To further enhance user privacy, we will also experiment with adding noise to the output of the hash function, or with occasionally replacing the user’s true cohort with a random one

To set expectations it would be helpful to know the extent of noise being added (whether during hashing or when returning a random ID) to protect users’ privacy during the trial.

thanks in advance.

jwrosewell
2020-12-23

Why should matters related to compliance with laws that are relevant to the implementation of a technical proposal in practice not be discussed openly? I believe that such a discussion is not only essential but also required under many laws. I’m troubled you continue to advise otherwise or imply in doing so I’m in breach of some rule.

GeekZero
2021-03-12

As the EFF says adding a new profile tag as FLoC does actually adds information being sent to advertisers that was not sent before, thus it is not improving but reducing privacy. Prior to FLoC, third party cookies would only reveal browsing history on sites that allowed harvesting data using them. FLoC instead will be able to grab every site a browser visits. Got Diabetes? That will be utilized. Political leaning? That will be utilized. Expectant mother? Visit dating sites? Looking for work? Contacted a lawyer? All will be utilized to build your profile. While this is all completely understandable that the biggest data aggregator would love this approach, advertisers, I believe, need to choose this kind of enhanced profiling OR go back what studies have shown is so more efficient for advertisers: contextual advertising. On a camera review site, here’s a camera ad. On a resort site? Here’s a travel ad. Yes it would undoubtedly impact the giants, but if it’s better for privacy and better for advertisers, I believe it should be in serious consideration.

michaelkleber
2021-03-12

Hello @GeekZero, thanks for your interest.

Fortunately, we designed FLoC specifically to not have all the properties that you’re worried it might have.

Prior to FLoC, third party cookies would only reveal browsing history on sites that allowed harvesting data using them. FLoC instead will be able to grab every site a browser visits.

When fully launched, calculation of the FLoC will only be based on sites that explicitly opt to use the API. During testing, we’re using our best guess for which sites will adopt, and that is exactly the sites that already load ads-related resources today.

Got Diabetes? That will be utilized…

We filter the possible FLoC values and eliminate any that reveals information about sensitive browsing categories, which are listed here.

go back what studies have shown is so more efficient for advertisers: contextual advertising.

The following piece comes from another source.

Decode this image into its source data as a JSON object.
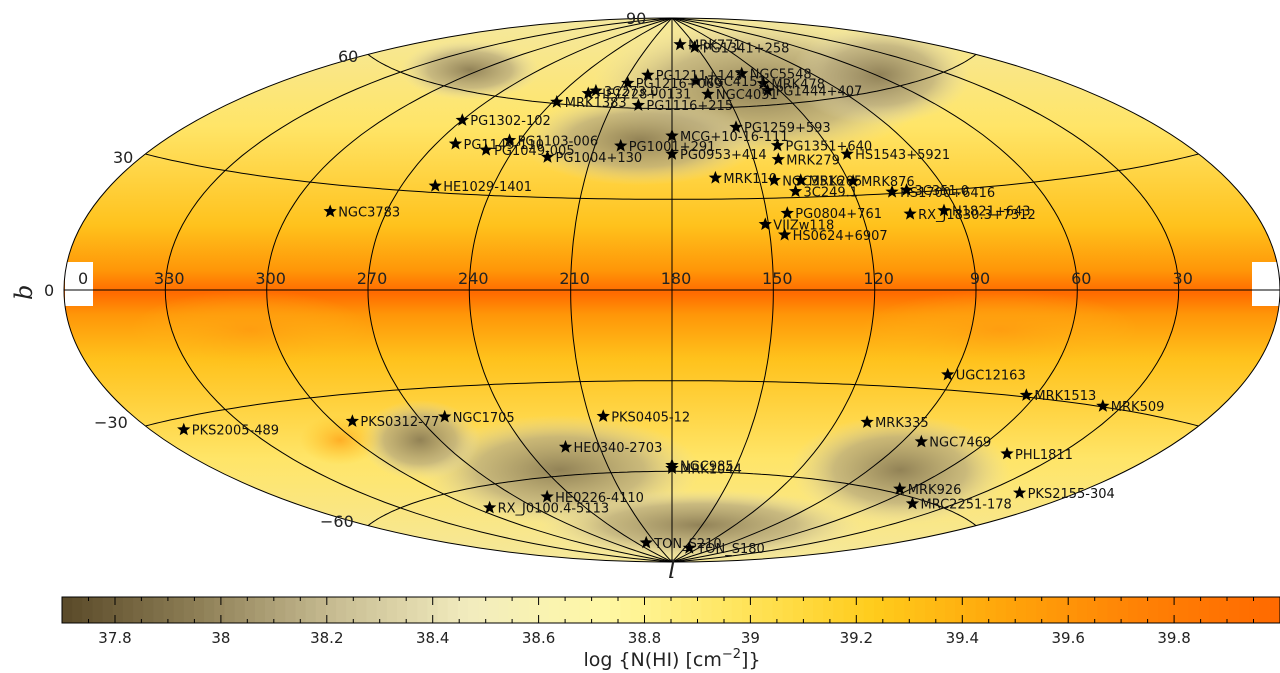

Unfortunately, study after study after study shows that most of the sites on the web would lost 50%-70% of their revenue with the model that you suggest. Certainly not all publishers would lose out; your examples of camera review sites and resort sites might indeed do just fine (if they still had visitors). But news sites, for example, get revenue from showing ads for cameras or travel, even when people are reading stories about unrelated topics.

dmarti
2021-03-17

Has there been any documentation on how a site’s decision to use or opt out of FLoC will affect rankings in Google Search and Google News? (I realize that it’s a large company and there are a lot of places to look, and would appreciate any pointers.)

michaelkleber
2021-03-19

What? Why would these have anything to do with each other? I don’t see how the use or non-use of FLoC offers any information about the page.

I guess if there were something like FLoC in which the page itself declared what topics it was about, that might be of interest to people crawling/indexing the web? But that’s not the API that we’ve described or developed or incubated.

awesomerobot
2021-04-06

Will users be asked to opt-in to this tracking on the browser level?

MichaelLysak
2021-04-06

Bit of an odd question; I hope this is the right forum. I can’t seem to get the at the floc api in the origin trial.

I’ve been trying to play around with the floc origin trial and I followed this blog: How to take part in the FLoC origin trial - Chrome Developers to create a local host token. When that didn’t work I tried the instructions for settings flags. I still cannot hit document.interestCohort(). I tried browsing the floc wicg github for ideas; Is there another source of information or instructions so that I can access and test the floc api?

Sam_Dutton
2021-04-06

Hi Michael

I followed this blog: How to take part in the FLoC origin trial - Chrome Developers to create a local host token. When that didn’t work …

Sorry to hear that didn’t work. What happened?

BTW — not the origin trial, but you can try floc.glitch.me just to see document.interestCohort() in action (but make sure to follow the flag instructions).

Sam